Dans sa quête des 40 milliards d'économies qu'il compte trouver pour le budget 2026, le gouvernement pourrait opter, en partie du moins, pour une année blanche. C'est « une piste sur la table », a confirmé dimanche le ministre du Commerce extérieur Laurent Saint-Martin sur France inter, qui consiste à reconduire à l'identique certaines dépenses de l'Etat, sans tenir compte de l'inflation.

Cette piste aurait le mérite, selon le ministre, de « freiner et de refroidir la dépense publique ». Ses défenseurs, à l'instar du Haut-commissaire à la stratégie et au plan, Clément Beaune, dimanche au Grand Jury RTL/M6/Le Figaro/Public Sénat, louent la « simplicité », « l'automaticité », et « le rendement très important » d'une telle mesure du point de vue comptable sur les économies budgétaires.

Mais alors que les ministres de Bercy ont repris mercredi les consultations politiques sur le budget - dans un contexte de divisions à l'Assemblée nationale et après un budget 2025 qui avait mis des mois à être adopté - à la France insoumise comme au Rassemblement national, l'idée d'une année blanche est fustigée.

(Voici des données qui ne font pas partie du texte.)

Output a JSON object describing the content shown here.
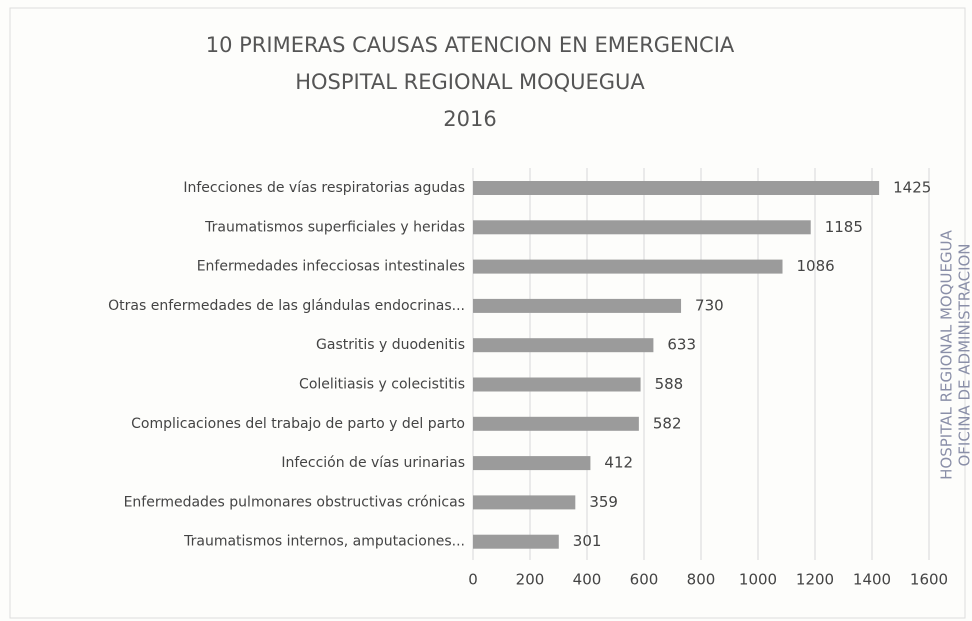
{
  "chart_data": {
    "type": "bar",
    "orientation": "horizontal",
    "title": [
      "10 PRIMERAS CAUSAS ATENCION EN EMERGENCIA",
      "HOSPITAL REGIONAL MOQUEGUA",
      "2016"
    ],
    "categories": [
      "Infecciones de vías respiratorias agudas",
      "Traumatismos superficiales y heridas",
      "Enfermedades infecciosas intestinales",
      "Otras enfermedades de las glándulas endocrinas...",
      "Gastritis y duodenitis",
      "Colelitiasis y colecistitis",
      "Complicaciones del trabajo de parto y del parto",
      "Infección de vías urinarias",
      "Enfermedades pulmonares obstructivas crónicas",
      "Traumatismos internos, amputaciones..."
    ],
    "values": [
      1425,
      1185,
      1086,
      730,
      633,
      588,
      582,
      412,
      359,
      301
    ],
    "color": "#9b9b9b",
    "xlim": [
      0,
      1600
    ],
    "xticks": [
      0,
      200,
      400,
      600,
      800,
      1000,
      1200,
      1400,
      1600
    ],
    "grid": true
  },
  "stamp": [
    "HOSPITAL REGIONAL MOQUEGUA",
    "OFICINA DE ADMINISTRACION"
  ]
}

« Aucun arbitrage » de pris

Le député insoumis de Seine-Saint-Denis Eric Coquerel a déploré dimanche sur LCI « une très mauvaise solution » qui pourrait engendrer « des effets récessifs (...) surtout pour les plus défavorisés ».

Au Rassemblement national, le député Jean-Philippe Tanguy assimilait mercredi l'idée au « néant de la politique ». Son collègue Sébastien Chenu voit quant à lui dans « une année blanche » « rien d'autre qu'un impôt déguisé », qu'il compte « empêcher » lors des débats à venir, a-t-il indiqué au Journal du Dimanche.

Même chez Les Républicains, pourtant membres du gouvernement de François Bayrou, la mesure laisse sceptique : c'est « l'inverse de la bonne stratégie », a estimé dimanche le vice-président délégué de LR, François-Xavier Bellamy, sur Europe 1.

Une épine de plus dans le pied du gouvernement qui repose sur une coalition à l'équilibre précaire et des dissensions déjà marquées au sein de la majorité : mercredi dans Les Echos, la présidente de l'Assemblée nationale Yaël Braun-Pivet estimait que la majorité ne pouvait pas « exclure d'emblée toute hausse d'impôts » pour le budget, à rebours des discours du gouvernement. Le même jour, le chef des LR à l'Assemblée Laurent Wauquiez brandissait la menace : « aucune augmentation d'impôt, sinon on ne vote pas le budget ».

Concernant l'année blanche, « aujourd'hui, l'arbitrage sur le principe n'est pas encore pris », tempère-t-on au sein d'un cabinet de Bercy. Surtout, la « fourchette » d'économies « dépendra vraiment du périmètre » choisi dans l'hypothèse où François Bayrou retiendrait l'option de l'année blanche, explique cette même source à l'AFP.

Fusil à un coup

Car les chiffres qui circulent varient : l'Institut des politiques publiques (IPP) a estimé fin juin qu'une année blanche engendrerait un gain budgétaire de 5,7 milliards d'euros. Un chiffre repris samedi par le patron du Medef Patrick Martin, pour qui cette mesure serait donc « un pis aller », sans grande portée étant donné l'ampleur des économies à trouver. Et « ça ne doit pas être l'écran de fumée (cachant) une non-décision sur les dépenses structurelles de l'Etat, des collectivités locales et des régimes sociaux » a-t-il ajouté, dans une interview diffusée sur Boursorama.

Clément Beaune mettait dimanche en avant d'autres chiffres circulant dans la presse, « 15 à 20 milliards d'euros », ce qui représente à peu près 1% des dépenses publiques (environ 1 670 milliards d'euros en 2024). Mais y compris au sein du gouvernement, la piste d'une année blanche trouve ses limites : « C'est un one shot », a expliqué Laurent Saint-Martin sur France inter, « ça ne résout pas durablement l'équilibre de nos finances ». En 2024, le déficit public a atteint 5,8% du PIB. Le gouvernement affiche l'objectif de le ramener sous la barre des 3% d'ici 2029.